All the dads felt socially alienated, alone and without support. That’s all changing now, Hartling says, and Alex agrees.
“It helps me cope a lot. I’m all alone because all of my family is up in Miramichi. But my boy comes first. When I take him home, I cry something awful,” the trucker says.
Even at just two weekends per month, Alex says, quality time bonding with his son will have a real and very positive impact on his boy — and on dad as well.
MacDonald agrees that it’s not the extent of visitation with the children that counts the most, as much as it is what dads do with that time.
“If they put their children as their number one priority, men will find a way. Kids aren’t stupid. Kids know the difference between a real relationship and a fake relationship.”
Adam, a teacher, lives by that philosophy.

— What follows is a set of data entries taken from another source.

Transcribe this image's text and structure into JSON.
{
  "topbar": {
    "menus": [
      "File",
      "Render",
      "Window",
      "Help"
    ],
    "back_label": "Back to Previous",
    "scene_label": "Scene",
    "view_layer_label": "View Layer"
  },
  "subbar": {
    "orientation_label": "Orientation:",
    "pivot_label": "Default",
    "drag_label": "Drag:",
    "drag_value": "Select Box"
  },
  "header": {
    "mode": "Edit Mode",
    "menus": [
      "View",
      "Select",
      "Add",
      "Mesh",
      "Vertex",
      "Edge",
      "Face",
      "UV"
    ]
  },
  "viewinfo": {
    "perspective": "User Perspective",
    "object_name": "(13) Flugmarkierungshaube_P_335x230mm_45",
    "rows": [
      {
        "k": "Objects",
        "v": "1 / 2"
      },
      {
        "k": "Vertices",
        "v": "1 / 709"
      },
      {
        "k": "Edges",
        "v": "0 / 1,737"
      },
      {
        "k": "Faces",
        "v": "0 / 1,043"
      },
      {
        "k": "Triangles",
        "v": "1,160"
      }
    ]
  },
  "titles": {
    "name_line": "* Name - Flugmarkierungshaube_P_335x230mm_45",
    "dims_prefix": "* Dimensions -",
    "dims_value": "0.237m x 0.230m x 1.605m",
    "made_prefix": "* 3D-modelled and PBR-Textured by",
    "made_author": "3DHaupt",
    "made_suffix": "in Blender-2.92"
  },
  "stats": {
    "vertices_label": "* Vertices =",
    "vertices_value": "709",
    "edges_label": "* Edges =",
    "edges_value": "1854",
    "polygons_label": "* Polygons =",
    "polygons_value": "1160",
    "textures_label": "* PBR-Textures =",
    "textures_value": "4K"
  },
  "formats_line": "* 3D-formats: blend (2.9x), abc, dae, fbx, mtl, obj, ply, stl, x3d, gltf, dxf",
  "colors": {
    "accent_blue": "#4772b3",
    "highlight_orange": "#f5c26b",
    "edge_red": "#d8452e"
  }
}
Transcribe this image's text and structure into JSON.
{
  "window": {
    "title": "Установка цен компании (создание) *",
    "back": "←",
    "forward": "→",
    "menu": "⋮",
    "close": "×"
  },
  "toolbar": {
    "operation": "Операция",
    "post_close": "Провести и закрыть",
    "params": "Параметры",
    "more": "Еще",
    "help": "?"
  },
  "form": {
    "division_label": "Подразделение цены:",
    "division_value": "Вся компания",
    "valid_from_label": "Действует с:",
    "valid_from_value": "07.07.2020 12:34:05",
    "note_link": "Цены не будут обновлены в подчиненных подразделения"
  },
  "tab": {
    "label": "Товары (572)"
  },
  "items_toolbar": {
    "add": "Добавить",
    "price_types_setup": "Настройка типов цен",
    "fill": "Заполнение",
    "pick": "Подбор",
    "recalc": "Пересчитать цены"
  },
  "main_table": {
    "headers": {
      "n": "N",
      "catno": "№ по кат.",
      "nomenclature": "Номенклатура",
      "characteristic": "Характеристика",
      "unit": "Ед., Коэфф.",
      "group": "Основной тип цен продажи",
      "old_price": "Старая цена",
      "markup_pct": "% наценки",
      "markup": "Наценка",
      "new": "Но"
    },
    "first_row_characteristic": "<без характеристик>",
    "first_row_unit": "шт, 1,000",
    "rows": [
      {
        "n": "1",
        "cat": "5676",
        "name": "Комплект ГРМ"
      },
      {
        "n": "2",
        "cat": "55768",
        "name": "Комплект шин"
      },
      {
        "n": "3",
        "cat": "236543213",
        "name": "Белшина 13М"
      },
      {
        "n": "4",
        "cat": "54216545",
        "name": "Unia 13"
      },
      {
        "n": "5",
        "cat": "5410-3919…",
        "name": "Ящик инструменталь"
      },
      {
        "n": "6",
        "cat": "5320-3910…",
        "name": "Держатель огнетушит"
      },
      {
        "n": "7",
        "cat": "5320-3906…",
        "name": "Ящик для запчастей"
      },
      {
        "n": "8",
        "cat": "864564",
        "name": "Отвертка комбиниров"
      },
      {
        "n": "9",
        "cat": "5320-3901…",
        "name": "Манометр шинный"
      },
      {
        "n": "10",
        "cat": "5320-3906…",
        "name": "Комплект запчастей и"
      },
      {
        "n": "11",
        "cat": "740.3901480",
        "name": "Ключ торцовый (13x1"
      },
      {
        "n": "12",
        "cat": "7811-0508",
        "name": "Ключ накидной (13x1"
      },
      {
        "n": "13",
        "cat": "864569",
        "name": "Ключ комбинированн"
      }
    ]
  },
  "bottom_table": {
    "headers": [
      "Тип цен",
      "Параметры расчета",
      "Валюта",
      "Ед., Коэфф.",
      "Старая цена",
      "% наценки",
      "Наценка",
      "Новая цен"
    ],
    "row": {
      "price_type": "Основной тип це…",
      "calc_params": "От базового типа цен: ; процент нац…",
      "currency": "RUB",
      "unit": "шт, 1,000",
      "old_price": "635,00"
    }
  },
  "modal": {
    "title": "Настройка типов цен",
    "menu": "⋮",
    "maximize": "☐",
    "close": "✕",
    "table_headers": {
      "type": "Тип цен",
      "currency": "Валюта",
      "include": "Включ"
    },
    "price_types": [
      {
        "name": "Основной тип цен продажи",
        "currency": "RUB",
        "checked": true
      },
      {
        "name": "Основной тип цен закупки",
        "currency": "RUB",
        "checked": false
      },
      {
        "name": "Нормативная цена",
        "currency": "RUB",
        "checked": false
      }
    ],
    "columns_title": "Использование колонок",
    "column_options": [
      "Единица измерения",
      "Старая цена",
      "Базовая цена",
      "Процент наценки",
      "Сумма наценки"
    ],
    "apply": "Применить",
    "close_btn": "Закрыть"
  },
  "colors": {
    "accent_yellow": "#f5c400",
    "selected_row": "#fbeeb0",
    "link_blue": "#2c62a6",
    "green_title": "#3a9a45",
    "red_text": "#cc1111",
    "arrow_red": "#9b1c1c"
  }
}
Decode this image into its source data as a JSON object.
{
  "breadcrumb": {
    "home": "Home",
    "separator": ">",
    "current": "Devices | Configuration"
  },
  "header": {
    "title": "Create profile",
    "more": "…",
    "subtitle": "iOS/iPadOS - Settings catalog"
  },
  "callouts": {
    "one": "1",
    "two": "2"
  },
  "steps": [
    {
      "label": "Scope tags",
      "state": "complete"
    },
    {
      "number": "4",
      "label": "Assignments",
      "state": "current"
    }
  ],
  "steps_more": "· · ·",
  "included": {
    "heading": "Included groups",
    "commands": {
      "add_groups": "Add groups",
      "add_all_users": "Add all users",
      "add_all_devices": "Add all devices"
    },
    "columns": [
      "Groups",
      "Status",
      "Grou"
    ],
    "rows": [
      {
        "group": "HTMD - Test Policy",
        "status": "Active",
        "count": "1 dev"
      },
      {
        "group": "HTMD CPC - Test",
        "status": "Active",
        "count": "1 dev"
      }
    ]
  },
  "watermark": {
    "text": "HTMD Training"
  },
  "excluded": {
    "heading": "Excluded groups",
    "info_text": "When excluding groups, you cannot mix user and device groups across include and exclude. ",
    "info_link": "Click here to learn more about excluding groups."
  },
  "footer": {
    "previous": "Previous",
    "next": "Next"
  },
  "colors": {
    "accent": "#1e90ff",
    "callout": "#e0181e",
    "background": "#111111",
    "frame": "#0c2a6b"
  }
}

“Quality is more important than quantity,” he says. “Take every opportunity.”
Alex and Adam are getting a lot out of the support group they’ve joined at Support for Single Parents: a peer group, support, advice and offering a shoulder to other newly single dads who need one, secure in the knowledge that getting help is a sign of strength, not weakness, and trying to impart that message to others walking in their shoes.
“I learn from them and also offer advice, where they’re going through things I’ve already been through,” Adam says.
“I feel good every time I leave there. There really is support for parents out there who are single. Take that first step. You are not the only one out there.”